My dad built that dog house in the 1980s, and more than 25 years later it’s still here, though stained by weather and scarred by time. When I was a child, I wanted a dog so much. We took a camping trip in the hills, and out of nowhere seven puppies scampered into our camp, their little bellies concave from starvation. Someone had dumped them for dead, and we happened to be there to find them.
We kept three of the dogs and gave away the other four to happy families. One died at age 2 (it was the runt), another when I was in high school, and the third saw me through my freshman year at college. When they were puppies, my dad built them an insulated dog house with a window for ventilation and a doorway covered by a flap.
Seeing it here in the yard, abandoned with my childhood home, I’m flooded with memories of walking the dogs, rubbing their bellies, throwing sticks in the river for them to fetch. (Or not — sometimes the current carried the sticks away too quickly, so the dogs clambered onto shore and shook off next to me, so that I was flecked with dirt and smelled like wet fur.)
It occurs to me that unlike my family and I, that dog house has never left my childhood yard. When I graduated from high school, it was here. When I graduated from college, it was here. When I got my first professional job, it was here. While I grew up and carried on with my life, that dog house never left.
But what does it matter? I tell myself. It’s not a living thing. It doesn’t care. It’s not like the dog house misses me or was waiting with hope for me to return. It’s not The Brave Little Toaster. It’s a bunch of lumber hammered together with nails — that’s all.

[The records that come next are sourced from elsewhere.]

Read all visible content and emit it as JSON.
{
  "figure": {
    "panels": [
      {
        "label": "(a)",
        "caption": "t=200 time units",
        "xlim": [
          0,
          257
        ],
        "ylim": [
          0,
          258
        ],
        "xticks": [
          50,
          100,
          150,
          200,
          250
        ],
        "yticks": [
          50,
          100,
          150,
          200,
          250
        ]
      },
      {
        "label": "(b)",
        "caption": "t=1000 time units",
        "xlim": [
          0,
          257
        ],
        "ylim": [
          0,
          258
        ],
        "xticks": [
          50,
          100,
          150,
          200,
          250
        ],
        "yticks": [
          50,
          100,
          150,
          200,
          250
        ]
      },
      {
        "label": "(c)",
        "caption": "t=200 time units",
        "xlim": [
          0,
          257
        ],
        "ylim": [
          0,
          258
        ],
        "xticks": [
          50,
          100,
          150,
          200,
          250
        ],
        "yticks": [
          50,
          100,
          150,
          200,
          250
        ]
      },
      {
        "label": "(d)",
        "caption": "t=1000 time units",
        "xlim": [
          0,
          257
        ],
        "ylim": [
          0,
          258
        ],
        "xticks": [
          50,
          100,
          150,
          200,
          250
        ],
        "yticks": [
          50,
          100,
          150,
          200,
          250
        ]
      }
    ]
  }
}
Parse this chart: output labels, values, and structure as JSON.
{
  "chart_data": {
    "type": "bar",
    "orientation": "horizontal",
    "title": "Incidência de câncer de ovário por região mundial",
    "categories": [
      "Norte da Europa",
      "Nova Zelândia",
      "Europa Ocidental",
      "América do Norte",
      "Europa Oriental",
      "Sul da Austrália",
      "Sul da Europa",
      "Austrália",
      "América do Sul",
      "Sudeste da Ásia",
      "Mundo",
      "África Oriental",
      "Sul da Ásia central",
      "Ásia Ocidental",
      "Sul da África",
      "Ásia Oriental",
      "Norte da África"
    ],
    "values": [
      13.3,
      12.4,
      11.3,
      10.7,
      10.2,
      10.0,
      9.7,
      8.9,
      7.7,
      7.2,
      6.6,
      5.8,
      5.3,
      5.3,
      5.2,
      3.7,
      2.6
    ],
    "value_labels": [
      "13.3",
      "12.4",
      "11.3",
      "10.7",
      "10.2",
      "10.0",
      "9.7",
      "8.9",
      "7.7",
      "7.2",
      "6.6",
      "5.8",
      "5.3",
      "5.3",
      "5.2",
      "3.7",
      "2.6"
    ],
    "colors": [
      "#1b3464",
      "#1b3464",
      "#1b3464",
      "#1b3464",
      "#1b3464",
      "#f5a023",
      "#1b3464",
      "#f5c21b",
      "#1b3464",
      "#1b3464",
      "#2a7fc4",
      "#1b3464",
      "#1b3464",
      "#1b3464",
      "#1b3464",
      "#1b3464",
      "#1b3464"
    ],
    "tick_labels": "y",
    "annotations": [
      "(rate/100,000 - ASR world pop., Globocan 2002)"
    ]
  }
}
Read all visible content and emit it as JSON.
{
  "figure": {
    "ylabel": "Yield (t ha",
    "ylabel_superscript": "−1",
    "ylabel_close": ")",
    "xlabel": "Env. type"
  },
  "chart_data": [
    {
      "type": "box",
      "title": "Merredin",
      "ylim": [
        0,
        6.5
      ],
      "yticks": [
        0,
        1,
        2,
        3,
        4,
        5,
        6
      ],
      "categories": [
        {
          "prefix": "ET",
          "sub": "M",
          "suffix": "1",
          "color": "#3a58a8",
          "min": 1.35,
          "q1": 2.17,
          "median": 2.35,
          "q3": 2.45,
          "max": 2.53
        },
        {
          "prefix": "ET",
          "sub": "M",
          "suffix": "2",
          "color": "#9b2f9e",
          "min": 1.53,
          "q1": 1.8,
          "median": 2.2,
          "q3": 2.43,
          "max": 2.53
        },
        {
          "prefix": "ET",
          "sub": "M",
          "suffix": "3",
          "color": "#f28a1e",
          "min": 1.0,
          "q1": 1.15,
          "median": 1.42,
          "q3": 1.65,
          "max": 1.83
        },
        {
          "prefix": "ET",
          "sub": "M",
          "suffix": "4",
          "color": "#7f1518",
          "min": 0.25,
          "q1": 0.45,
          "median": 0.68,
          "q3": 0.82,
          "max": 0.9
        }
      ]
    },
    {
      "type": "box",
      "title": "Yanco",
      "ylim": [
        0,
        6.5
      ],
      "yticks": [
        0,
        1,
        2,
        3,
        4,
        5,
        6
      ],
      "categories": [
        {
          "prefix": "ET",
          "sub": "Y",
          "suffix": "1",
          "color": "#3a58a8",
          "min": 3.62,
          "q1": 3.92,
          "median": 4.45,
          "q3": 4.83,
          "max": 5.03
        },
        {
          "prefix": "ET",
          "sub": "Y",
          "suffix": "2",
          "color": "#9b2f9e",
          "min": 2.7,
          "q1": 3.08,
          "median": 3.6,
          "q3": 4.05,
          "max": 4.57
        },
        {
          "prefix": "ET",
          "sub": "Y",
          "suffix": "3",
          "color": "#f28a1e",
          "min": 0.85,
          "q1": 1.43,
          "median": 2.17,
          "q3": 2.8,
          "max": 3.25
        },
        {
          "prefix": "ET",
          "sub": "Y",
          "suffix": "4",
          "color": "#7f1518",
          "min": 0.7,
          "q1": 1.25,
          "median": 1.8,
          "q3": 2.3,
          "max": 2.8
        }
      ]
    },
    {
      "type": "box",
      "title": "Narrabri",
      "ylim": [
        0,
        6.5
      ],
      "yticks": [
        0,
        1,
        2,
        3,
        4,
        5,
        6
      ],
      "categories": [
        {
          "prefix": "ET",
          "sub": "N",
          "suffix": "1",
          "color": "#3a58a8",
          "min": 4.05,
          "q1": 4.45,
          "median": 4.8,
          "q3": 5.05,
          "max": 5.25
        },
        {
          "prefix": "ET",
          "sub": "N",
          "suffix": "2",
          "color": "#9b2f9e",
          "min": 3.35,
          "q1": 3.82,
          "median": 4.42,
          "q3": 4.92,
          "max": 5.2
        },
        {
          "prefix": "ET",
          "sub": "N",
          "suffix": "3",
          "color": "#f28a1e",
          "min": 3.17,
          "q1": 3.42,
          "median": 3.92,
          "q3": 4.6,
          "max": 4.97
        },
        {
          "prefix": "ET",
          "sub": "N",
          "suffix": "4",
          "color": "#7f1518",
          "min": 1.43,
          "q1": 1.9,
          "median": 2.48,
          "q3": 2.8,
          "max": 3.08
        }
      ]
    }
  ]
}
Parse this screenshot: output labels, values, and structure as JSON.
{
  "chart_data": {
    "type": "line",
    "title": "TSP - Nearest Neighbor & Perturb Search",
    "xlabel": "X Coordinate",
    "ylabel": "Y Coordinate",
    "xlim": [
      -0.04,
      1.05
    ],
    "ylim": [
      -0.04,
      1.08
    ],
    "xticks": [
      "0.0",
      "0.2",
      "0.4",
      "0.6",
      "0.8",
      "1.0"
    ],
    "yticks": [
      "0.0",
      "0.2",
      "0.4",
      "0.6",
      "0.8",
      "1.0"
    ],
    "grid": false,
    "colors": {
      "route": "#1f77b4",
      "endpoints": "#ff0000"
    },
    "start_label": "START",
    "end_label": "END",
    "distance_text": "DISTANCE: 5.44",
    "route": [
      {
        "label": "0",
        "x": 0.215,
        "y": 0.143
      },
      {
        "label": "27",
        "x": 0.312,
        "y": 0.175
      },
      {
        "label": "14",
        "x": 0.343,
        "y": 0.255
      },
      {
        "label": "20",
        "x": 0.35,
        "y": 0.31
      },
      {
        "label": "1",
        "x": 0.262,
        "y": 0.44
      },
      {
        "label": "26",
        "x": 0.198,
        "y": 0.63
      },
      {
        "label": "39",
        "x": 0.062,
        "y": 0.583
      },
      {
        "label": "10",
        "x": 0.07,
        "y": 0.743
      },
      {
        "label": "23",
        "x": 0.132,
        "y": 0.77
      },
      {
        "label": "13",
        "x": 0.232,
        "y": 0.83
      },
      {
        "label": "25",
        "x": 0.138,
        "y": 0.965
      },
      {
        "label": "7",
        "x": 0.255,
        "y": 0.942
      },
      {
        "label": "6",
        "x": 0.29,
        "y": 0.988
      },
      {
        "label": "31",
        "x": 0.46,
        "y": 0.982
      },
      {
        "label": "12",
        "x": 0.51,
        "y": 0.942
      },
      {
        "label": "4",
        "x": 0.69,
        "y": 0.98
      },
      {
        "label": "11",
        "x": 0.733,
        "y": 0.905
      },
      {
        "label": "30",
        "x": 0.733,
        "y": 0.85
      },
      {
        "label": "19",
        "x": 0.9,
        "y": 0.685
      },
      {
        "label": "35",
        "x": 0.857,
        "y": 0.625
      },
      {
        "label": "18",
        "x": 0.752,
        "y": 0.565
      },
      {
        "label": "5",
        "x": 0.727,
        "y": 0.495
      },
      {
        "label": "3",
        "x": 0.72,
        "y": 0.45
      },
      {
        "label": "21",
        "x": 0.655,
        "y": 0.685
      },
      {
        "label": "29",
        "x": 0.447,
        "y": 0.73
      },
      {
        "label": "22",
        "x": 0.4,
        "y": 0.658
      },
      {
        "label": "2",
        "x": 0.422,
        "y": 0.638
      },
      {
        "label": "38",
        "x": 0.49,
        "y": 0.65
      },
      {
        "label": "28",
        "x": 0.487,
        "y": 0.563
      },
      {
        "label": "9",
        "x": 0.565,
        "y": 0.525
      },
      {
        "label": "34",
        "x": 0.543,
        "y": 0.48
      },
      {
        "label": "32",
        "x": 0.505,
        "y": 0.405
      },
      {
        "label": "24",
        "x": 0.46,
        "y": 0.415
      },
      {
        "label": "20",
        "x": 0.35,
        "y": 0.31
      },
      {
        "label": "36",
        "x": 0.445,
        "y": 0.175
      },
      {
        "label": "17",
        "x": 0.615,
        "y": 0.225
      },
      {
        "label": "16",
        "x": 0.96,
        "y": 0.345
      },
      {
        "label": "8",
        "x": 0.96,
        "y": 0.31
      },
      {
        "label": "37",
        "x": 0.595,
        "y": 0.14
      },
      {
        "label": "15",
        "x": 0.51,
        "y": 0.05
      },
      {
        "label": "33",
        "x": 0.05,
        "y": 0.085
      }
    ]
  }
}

Yet looking at it, I can’t see the wood or the shingles or the general structure. All I can see is the past in its water-color clarity, and all I can hear is the patter of paws clicking excitedly across the wooden floor.
“Come on,” someone says, tugging my sleeve. “It’s time to go.”
I look up, startled. It’s not my friend summoning me. Rather, it’s the present, with its harshly defined edges framing the dreary lot that used to be my backyard.
Used to be. It’s not anymore. I don’t belong here. Although I have many happy memories here, those moments can’t be rekindled into reality, no matter how tightly I close my eyes against the onslaught of tears.
I realize that I don’t want to forgo the present by living in the past. Life is a natural progression. Like a river carrying a stick, it flows toward unseen curves and bends. And although it’s murkier and choppy in some places, so many of the stretches are serene and beautiful, and the entire ride is worth taking.
So I take one last look at the dog house, as if saying a formal goodbye, and then I turn and leave, stepping over weeds and empty bottles of Crown Royal, to return to the car. I walk down the driveway where I used to ride my bike, stepping past the corner where the neighborhood kids once waited for the bus (perhaps they still do).
And I leave then, my chest feeling taut, my heart heavy and sad. Memories of my dogs replay in my mind, as well as birthdays parties gone by, and lazy summer days on the swing set.
I turn for one last glimpse, and looking past the torn-down fence and the brush-scattered sand, I can still see that oasis in the desert … as well as three exhausted dogs lying atop a lush carpet of lawn, resting and panting from their walk to the river.